- Developer: Gremlin Graphics
- Publisher: Gremlin Graphics
- Composer: Ben Daglish
- Platforms: Amstrad CPC, Commodore 64, MSX, ZX Spectrum
- Release: December 1986
- Genre: Platform
- Mode: Single-player

= Future Knight =

1986 video game

Future Knight is a 2D, flip screen platform game released by Gremlin Graphics in 1986 for the Amstrad CPC, Commodore 64, MSX, and ZX Spectrum. The player must guide Randolph through twenty levels of hostile robots and aliens before defeating Spegbott and rescuing Amelia.

==Plot==
The space cruiser S.S. Rustbucket has crashed on Planet 2749 of the Zragg System, and its passengers been taken hostage by Spegbott the Terrible and his minions. Among them is the Princess Amelia, beloved of the Future Knight Randolph, who has now teleported into the wreck of the Rustbucket to defeat Spegbott and rescue her.

==Gameplay==

An undocumented level editor is included in the Spectrum version which can be accessed from the main menu by pressing the key combination EDIT-F-K.

==Reception==
Sinclair User:
If you leave Randolph standing still for too long a period, he'll wave at you as incentive to get a move on.
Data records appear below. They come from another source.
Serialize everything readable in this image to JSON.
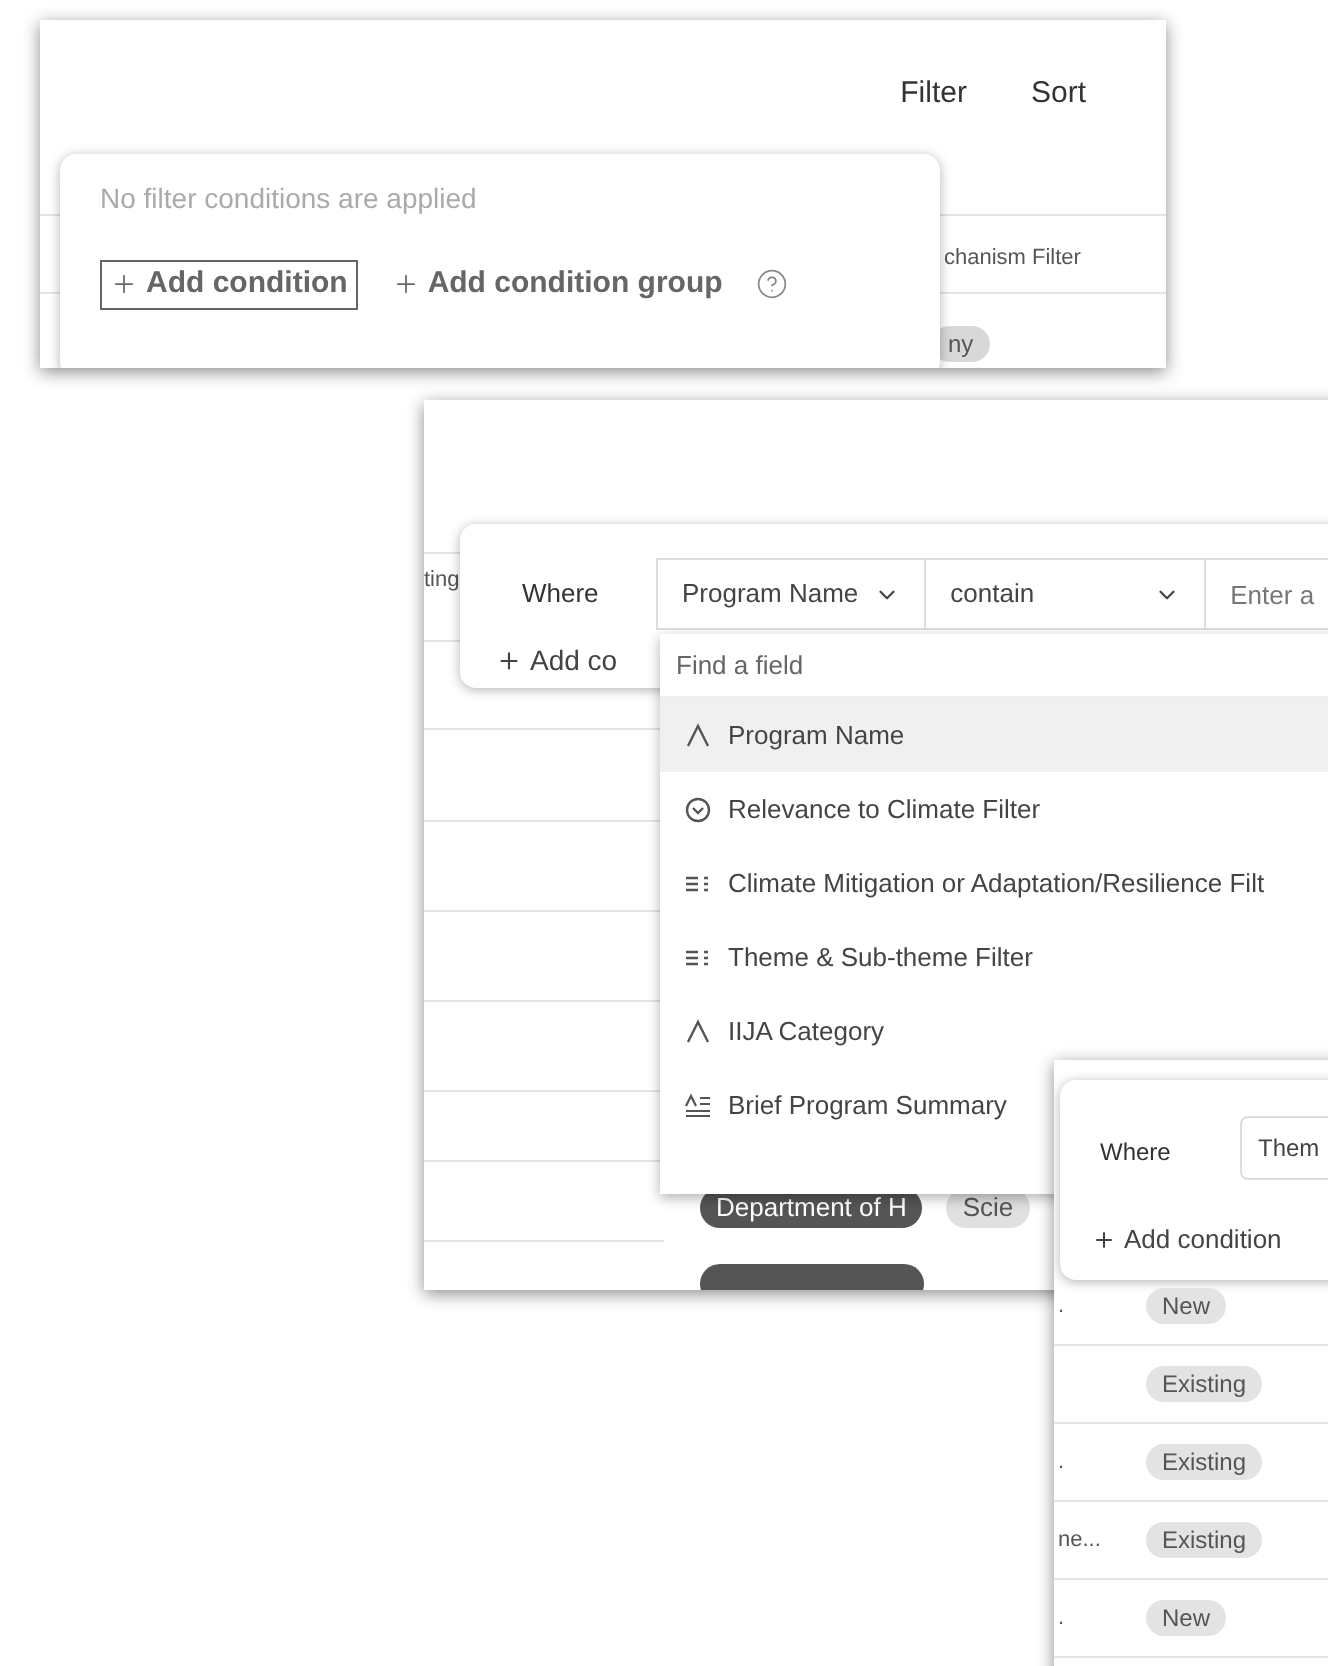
{
  "shot_1": {
    "toolbar": [
      {
        "label": "Filter"
      },
      {
        "label": "Sort"
      }
    ],
    "column_header": "chanism Filter",
    "tag": "ny",
    "message": "No filter conditions are applied",
    "actions": [
      {
        "label": "Add condition",
        "focused": true
      },
      {
        "label": "Add condition group",
        "focused": false
      }
    ]
  },
  "shot_2": {
    "column_header": "ting",
    "where": "Where",
    "field": "Program Name",
    "operator": "contain",
    "value_placeholder": "Enter a",
    "add_label": "Add co",
    "search_placeholder": "Find a field",
    "fields": [
      {
        "label": "Program Name",
        "kind": "text",
        "selected": true
      },
      {
        "label": "Relevance to Climate Filter",
        "kind": "single_select",
        "selected": false
      },
      {
        "label": "Climate Mitigation or Adaptation/Resilience Filt",
        "kind": "multi_select",
        "selected": false
      },
      {
        "label": "Theme & Sub-theme Filter",
        "kind": "multi_select",
        "selected": false
      },
      {
        "label": "IIJA Category",
        "kind": "text",
        "selected": false
      },
      {
        "label": "Brief Program Summary",
        "kind": "long_text",
        "selected": false
      }
    ],
    "rows": [
      {
        "agency": "Department of H",
        "tag": "Scie"
      }
    ]
  },
  "shot_3": {
    "where": "Where",
    "field": "Them",
    "add_label": "Add condition",
    "rows": [
      {
        "cell": ".",
        "status": "New"
      },
      {
        "status": "Existing"
      },
      {
        "cell": ".",
        "status": "Existing"
      },
      {
        "cell": "ne...",
        "status": "Existing"
      },
      {
        "cell": ".",
        "status": "New"
      }
    ]
  }
}
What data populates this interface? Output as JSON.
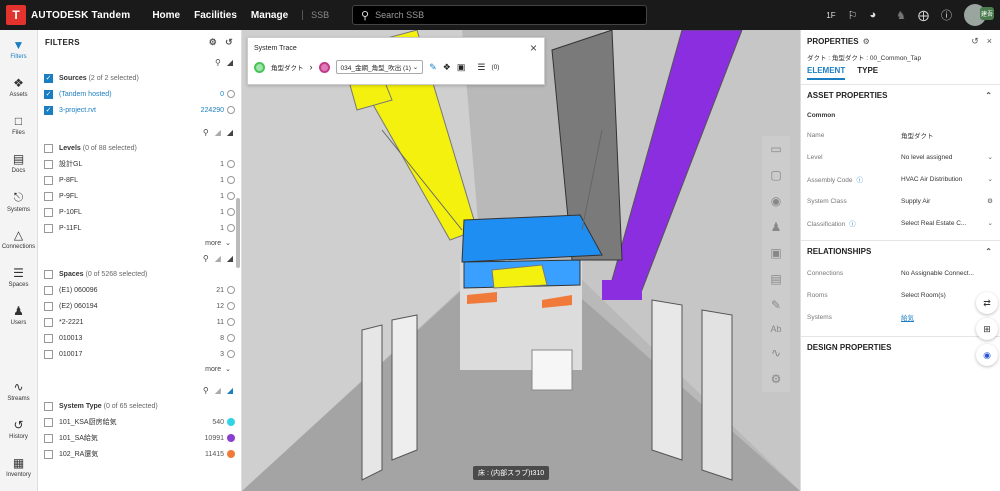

Leave him in the same spot for much longer and things start to get really desperate: Randolph will go completely bezerk, spinning round and round, flailing his arms and panicking in an astoundingly convincing manner. Ignore him then and the chances are his constitution will plummet at a tremendous rate.

The game was reviewed in 1990 in Dragon #158 by Hartley, Patricia, and Kirk Lesser in "The Role of Computers" column, as part of the Mastertronic MEGA Pack of 10 games previously released in Europe. The reviewers gave the game 1 out of 5 stars, criticizing its premise and gameplay.